The Obama administration, to be sure, resembled the Obama electoral coalition — eggheads, upscale professionals, and environmentalists, as well as the representatives of a multicultural America. Trump’s new administration looks less like his working-class voters than like Dwight Eisenhower’s Cabinet, which was once described as “nine millionaires and a plumber.’’ Except there’s not even a plumber in the Trump inner circle. And the profile of his Cabinet leans more toward billionaires than millionaires.
Especially if the Trump administration ends up pursuing a corporate-friendly economic policy, working-class Americans’ anxieties aren’t going away. Half of working-class whites, according to a CNN poll, expect their children’s lives will be worse than their own. Two-thirds of the white working class, according to separate CNN polls, believe hard work will no longer get people ahead in the United States.

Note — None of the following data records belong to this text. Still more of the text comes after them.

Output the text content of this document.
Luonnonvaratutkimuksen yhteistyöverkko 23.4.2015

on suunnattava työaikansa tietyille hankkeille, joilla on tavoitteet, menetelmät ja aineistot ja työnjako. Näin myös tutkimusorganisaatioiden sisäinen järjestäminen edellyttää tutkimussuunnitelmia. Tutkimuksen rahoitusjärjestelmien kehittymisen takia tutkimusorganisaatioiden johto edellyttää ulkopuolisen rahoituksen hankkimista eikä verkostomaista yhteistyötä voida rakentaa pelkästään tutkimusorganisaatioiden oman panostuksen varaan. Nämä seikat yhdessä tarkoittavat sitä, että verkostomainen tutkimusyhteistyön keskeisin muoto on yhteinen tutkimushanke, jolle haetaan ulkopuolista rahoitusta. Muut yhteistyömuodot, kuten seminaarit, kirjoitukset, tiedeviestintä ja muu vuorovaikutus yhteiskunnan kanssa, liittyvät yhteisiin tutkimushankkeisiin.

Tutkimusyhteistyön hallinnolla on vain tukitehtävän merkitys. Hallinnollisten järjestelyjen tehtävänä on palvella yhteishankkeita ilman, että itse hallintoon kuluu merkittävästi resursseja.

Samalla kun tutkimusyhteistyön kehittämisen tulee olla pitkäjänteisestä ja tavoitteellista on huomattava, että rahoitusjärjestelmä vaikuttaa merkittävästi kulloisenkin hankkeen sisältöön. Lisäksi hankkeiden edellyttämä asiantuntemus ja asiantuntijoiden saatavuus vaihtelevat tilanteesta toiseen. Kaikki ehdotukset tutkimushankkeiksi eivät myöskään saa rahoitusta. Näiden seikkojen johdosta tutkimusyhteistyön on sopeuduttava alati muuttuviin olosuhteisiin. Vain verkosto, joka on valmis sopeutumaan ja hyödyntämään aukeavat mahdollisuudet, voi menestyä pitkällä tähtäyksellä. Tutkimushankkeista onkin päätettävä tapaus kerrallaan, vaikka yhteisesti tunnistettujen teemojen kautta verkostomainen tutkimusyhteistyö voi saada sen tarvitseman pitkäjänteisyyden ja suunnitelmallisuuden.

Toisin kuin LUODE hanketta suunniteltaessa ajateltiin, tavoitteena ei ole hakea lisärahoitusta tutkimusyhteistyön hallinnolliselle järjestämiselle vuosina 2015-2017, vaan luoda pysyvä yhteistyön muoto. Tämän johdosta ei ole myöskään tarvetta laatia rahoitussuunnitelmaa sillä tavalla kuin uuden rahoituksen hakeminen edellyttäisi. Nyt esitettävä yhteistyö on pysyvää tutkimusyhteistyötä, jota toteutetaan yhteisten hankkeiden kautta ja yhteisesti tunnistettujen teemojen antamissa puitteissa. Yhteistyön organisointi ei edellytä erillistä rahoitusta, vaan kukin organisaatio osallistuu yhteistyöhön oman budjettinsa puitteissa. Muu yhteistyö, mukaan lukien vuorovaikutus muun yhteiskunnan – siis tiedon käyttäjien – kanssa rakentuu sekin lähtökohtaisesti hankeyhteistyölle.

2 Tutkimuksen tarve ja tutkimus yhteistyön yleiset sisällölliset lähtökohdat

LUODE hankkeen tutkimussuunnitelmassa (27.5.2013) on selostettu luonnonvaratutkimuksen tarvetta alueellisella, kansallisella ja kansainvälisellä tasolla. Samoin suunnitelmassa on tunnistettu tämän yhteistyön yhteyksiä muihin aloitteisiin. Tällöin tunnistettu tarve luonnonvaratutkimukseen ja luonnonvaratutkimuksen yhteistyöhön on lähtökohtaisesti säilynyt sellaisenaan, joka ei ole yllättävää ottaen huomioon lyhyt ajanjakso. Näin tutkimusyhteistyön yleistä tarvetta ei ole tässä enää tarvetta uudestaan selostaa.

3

“This part of America is not participating in the economy the way they once did,’’ said John Dick, the new-generation pollster who is the CEO of CivicScience, a consumer and market intelligence company in Pittsburgh. “Now they have a voice — but that voice speaks in the simplest possible narrative about their difficulties.”
The challenge for politicians courting these voters is to identify a policy agenda built on something more than nostalgia — or explicit appeals to racial identity. Half of the Trump voters among a group of white working-class Americans surveyed by CNN think that the increasing diversity of the United States threatens the country’s culture. The GOP nominee explicitly bemoaned the country’s changing demographics and shifting cultural norms.

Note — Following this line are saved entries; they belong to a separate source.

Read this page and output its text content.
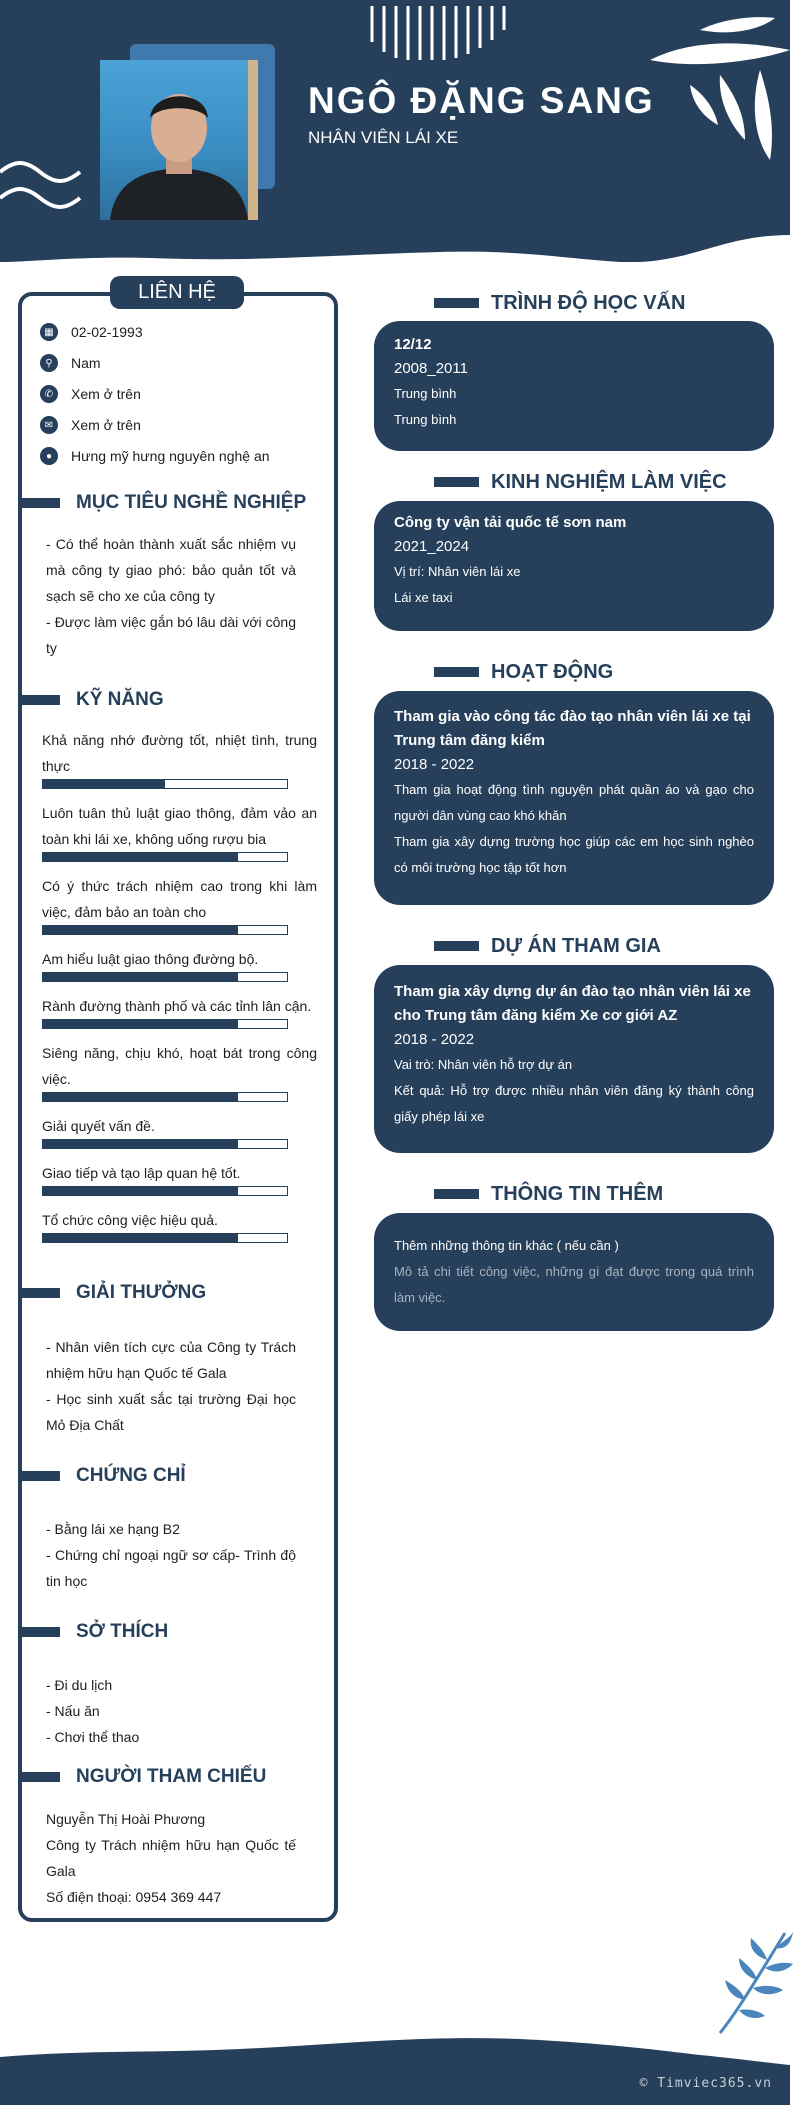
NGÔ ĐẶNG SANG
NHÂN VIÊN LÁI XE
LIÊN HỆ
▦	02-02-1993
⚲	Nam
✆	Xem ở trên
✉	Xem ở trên
●	Hưng mỹ hưng nguyên nghệ an
MỤC TIÊU NGHỀ NGHIỆP
- Có thể hoàn thành xuất sắc nhiệm vụ mà công ty giao phó: bảo quản tốt và sạch sẽ cho xe của công ty
- Được làm việc gắn bó lâu dài với công ty
KỸ NĂNG
Khả năng nhớ đường tốt, nhiệt tình, trung thực
Luôn tuân thủ luật giao thông, đảm vảo an toàn khi lái xe, không uống rượu bia
Có ý thức trách nhiệm cao trong khi làm việc, đảm bảo an toàn cho
Am hiểu luật giao thông đường bộ.
Rành đường thành phố và các tỉnh lân cận.
Siêng năng, chịu khó, hoạt bát trong công việc.
Giải quyết vấn đề.
Giao tiếp và tạo lập quan hệ tốt.
Tổ chức công việc hiệu quả.
GIẢI THƯỞNG
- Nhân viên tích cực của Công ty Trách nhiệm hữu hạn Quốc tế Gala
- Học sinh xuất sắc tại trường Đại học Mỏ Địa Chất
CHỨNG CHỈ
- Bằng lái xe hạng B2
- Chứng chỉ ngoại ngữ sơ cấp- Trình độ tin học
SỞ THÍCH
- Đi du lịch
- Nấu ăn
- Chơi thể thao
NGƯỜI THAM CHIẾU
Nguyễn Thị Hoài Phương
Công ty Trách nhiệm hữu hạn Quốc tế Gala
Số điện thoại: 0954 369 447
TRÌNH ĐỘ HỌC VẤN
12/12
2008_2011
Trung bình
Trung bình
KINH NGHIỆM LÀM VIỆC
Công ty vận tải quốc tế sơn nam
2021_2024
Vị trí: Nhân viên lái xe
Lái xe taxi
HOẠT ĐỘNG
Tham gia vào công tác đào tạo nhân viên lái xe tại Trung tâm đăng kiểm
2018 - 2022
Tham gia hoạt động tình nguyện phát quần áo và gạo cho người dân vùng cao khó khăn
Tham gia xây dựng trường học giúp các em học sinh nghèo có môi trường học tập tốt hơn
DỰ ÁN THAM GIA
Tham gia xây dựng dự án đào tạo nhân viên lái xe cho Trung tâm đăng kiểm Xe cơ giới AZ
2018 - 2022
Vai trò: Nhân viên hỗ trợ dự án
Kết quả: Hỗ trợ được nhiều nhân viên đăng ký thành công giấy phép lái xe
THÔNG TIN THÊM
Thêm những thông tin khác ( nếu cần )
Mô tả chi tiết công việc, những gì đạt được trong quá trình làm việc.
© Timviec365.vn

His victory raises an uncomfortable question: Is there a less racially charged way of appealing to a group whose members used to feel a sense of power but now see they’re losing ground? Richard L. Trumka, president of the AFL-CIO, believes that it is possible — and necessary. “Working people in general are looking for someone to address their issues — issues they discuss every day around the kitchen table: jobs, security, and health care,’’ he said in a year-end interview. “Anyone who comes out with that is going to get support from working people.” Of course, Hillary Clinton made just such an economic pitch but came up fatefully short in once-reliable Democratic counties.
The people living in a place that has been hopeless for 20 years were just angry at the world, and their vote was an upturned middle finger.
The political shift that white working-class voters have now triggered could prove wrenching. “This powerful reversal, where one group is now down and another is up, is a lot like the 1930s,’’ says David Greenberg, a Rutgers historian. “Then you saw polarization not just between a liberal party and a conservative party but also between different conceptions of what government is for.’’David M. Shribman, a former Globe Washington bureau chief, is executive editor of the Pittsburgh Post-Gazette.